Open-ended loan agreements must include the following information:

  • Whether or not borrowers can avoid interest charges, and if so, how. Most credit card companies do not charge interest on bills that are paid in full, and under Truth in Lending, the holders of such cards must be given at least two weeks from the opening of the billing period to make their payments.
  • The differences — if any — in interest rates for different kinds of loans. Credit card companies often charge a higher rate of interest for cash advances than for purchases; if they do, this information must be given in the credit agreement. Similarly, if there is a variable rate of interest, the circumstances under which the rate may vary and the limits on the amount by which it can vary must be disclosed.
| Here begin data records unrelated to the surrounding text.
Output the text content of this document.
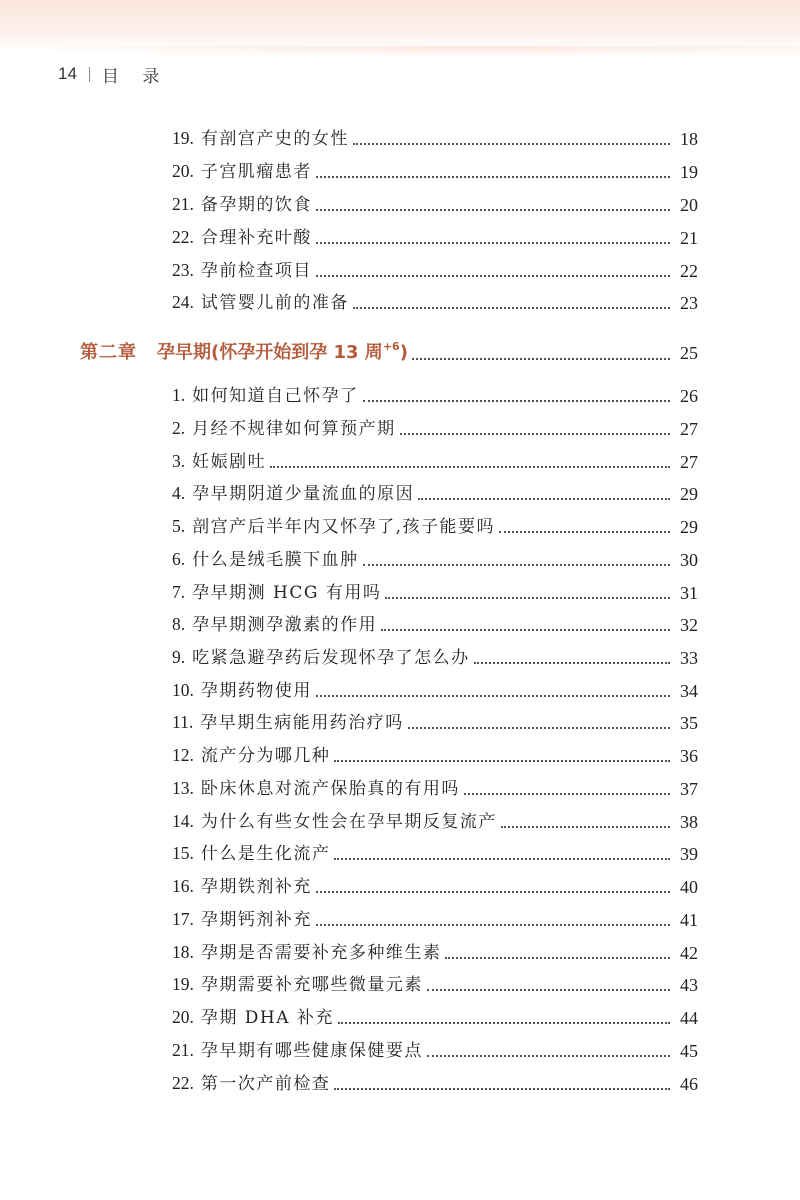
14 目 录
19. 有剖宫产史的女性	18
20. 子宫肌瘤患者	19
21. 备孕期的饮食	20
22. 合理补充叶酸	21
23. 孕前检查项目	22
24. 试管婴儿前的准备	23
第二章 孕早期(怀孕开始到孕 13 周$^{+6}$)	25
1. 如何知道自己怀孕了	26
2. 月经不规律如何算预产期	27
3. 妊娠剧吐	27
4. 孕早期阴道少量流血的原因	29
5. 剖宫产后半年内又怀孕了,孩子能要吗	29
6. 什么是绒毛膜下血肿	30
7. 孕早期测 HCG 有用吗	31
8. 孕早期测孕激素的作用	32
9. 吃紧急避孕药后发现怀孕了怎么办	33
10. 孕期药物使用	34
11. 孕早期生病能用药治疗吗	35
12. 流产分为哪几种	36
13. 卧床休息对流产保胎真的有用吗	37
14. 为什么有些女性会在孕早期反复流产	38
15. 什么是生化流产	39
16. 孕期铁剂补充	40
17. 孕期钙剂补充	41
18. 孕期是否需要补充多种维生素	42
19. 孕期需要补充哪些微量元素	43
20. 孕期 DHA 补充	44
21. 孕早期有哪些健康保健要点	45
22. 第一次产前检查	46
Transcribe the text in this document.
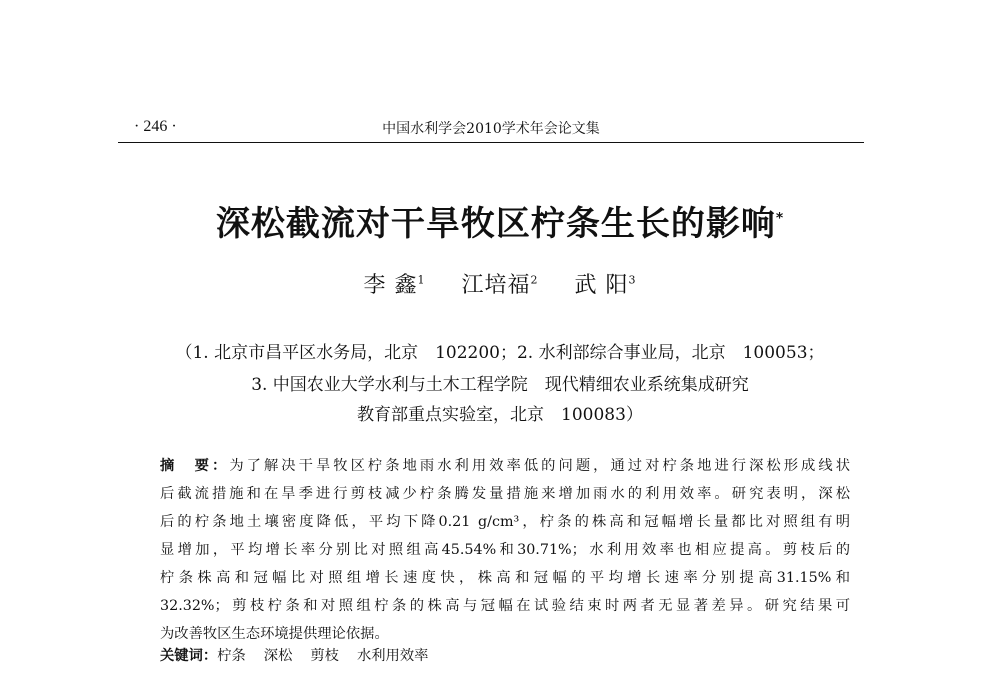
· 246 ·	中国水利学会2010学术年会论文集
深松截流对干旱牧区柠条生长的影响*
李 鑫$^1$ 江培福$^2$ 武 阳$^3$
（1. 北京市昌平区水务局，北京　102200；2. 水利部综合事业局，北京　100053；
3. 中国农业大学水利与土木工程学院　现代精细农业系统集成研究
教育部重点实验室，北京　100083）
摘　要：为了解决干旱牧区柠条地雨水利用效率低的问题，通过对柠条地进行深松形成线状
后截流措施和在旱季进行剪枝减少柠条腾发量措施来增加雨水的利用效率。研究表明，深松
后的柠条地土壤密度降低，平均下降0.21 g/cm³，柠条的株高和冠幅增长量都比对照组有明
显增加，平均增长率分别比对照组高45.54%和30.71%；水利用效率也相应提高。剪枝后的
柠条株高和冠幅比对照组增长速度快，株高和冠幅的平均增长速率分别提高31.15%和
32.32%；剪枝柠条和对照组柠条的株高与冠幅在试验结束时两者无显著差异。研究结果可
为改善牧区生态环境提供理论依据。
关键词：柠条 深松 剪枝 水利用效率
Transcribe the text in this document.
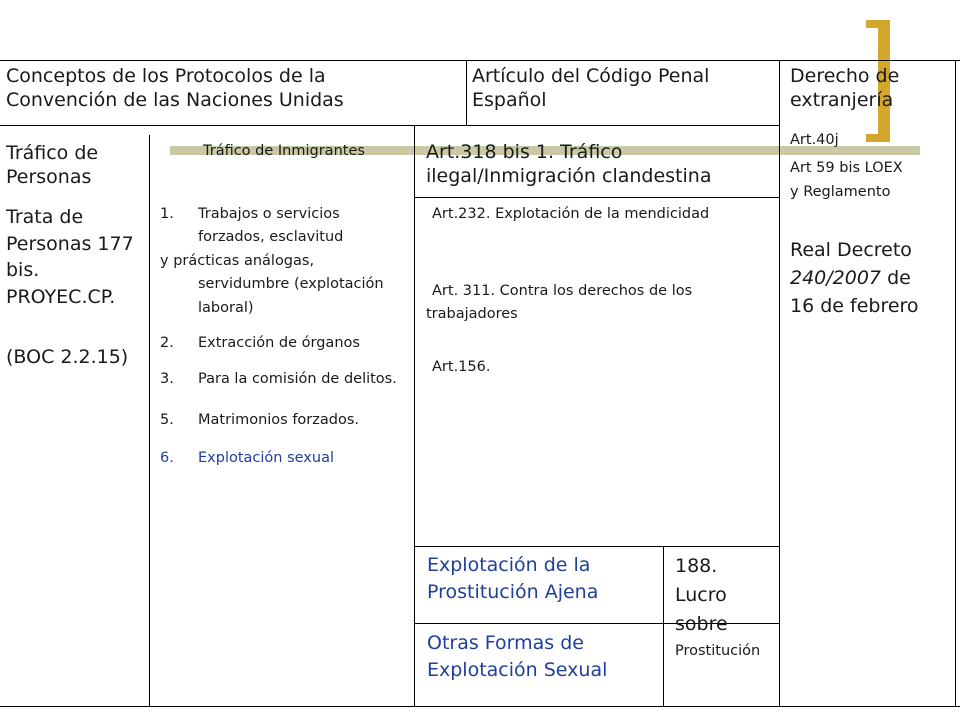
Conceptos de los Protocolos de la Convención de las Naciones Unidas
Artículo del Código Penal Español
Derecho de extranjería
Tráfico de Personas
Tráfico de Inmigrantes	Art.318 bis 1. Tráfico ilegal/Inmigración clandestina
Art.40j
Art 59 bis LOEX
y Reglamento
Real Decreto
240/2007 de
16 de febrero
Trata de Personas 177 bis. PROYEC.CP.
(BOC 2.2.15)
1. Trabajos o servicios forzados, esclavitud
y prácticas análogas,
servidumbre (explotación laboral)
2. Extracción de órganos
3. Para la comisión de delitos.
5. Matrimonios forzados.
6. Explotación sexual
Art.232. Explotación de la mendicidad
Art. 311. Contra los derechos de los trabajadores
Art.156.
Explotación de la Prostitución Ajena
Otras Formas de Explotación Sexual
188. Lucro sobre
Prostitución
Finally, any changes in interest rates must be reported to card holders, and transactions completed before the rate change is in effect must be billed at the earlier rate.
  • The lender must send the borrower a monthly statement detailing the following: previous balance; payment received; amount owed; interest; principal and date or time by which the new balance or a portion of it must be paid to avoid additional charges. The statement must also itemize all purchases made during the billing period.

Failure on the part of a lender to make the disclosures required by the Truth in Lending law gives a borrower grounds for legal action — a suit for damages, plus double the finance charges up to a maximum of $1,000. If the suit is successful, the defendant will be required to pay court costs and the plaintiff’s legal fees.

If you think any bank has violated the terms of the Truth in Lending Act, get in touch with your state banking commission; if your complaint concerns a credit card company or some other lender, report it to your state attorney general’s office.

Advertising Restrictions. The Truth in Lending Act also imposes restrictions on those who advertise credit. A bank, for example, may advertise that credit is available to “qualified customers,” but if it goes beyond that to mention specific credit terms, it must describe other basic requirements. An ad for a new home, for example, cannot merely advertise” 12 percent credit” unless it also mentions the annual percentage rate. Nor can the ad state the amount of finance charge without also stating the amount of the down payment, if any, the terms of repayment and the APR.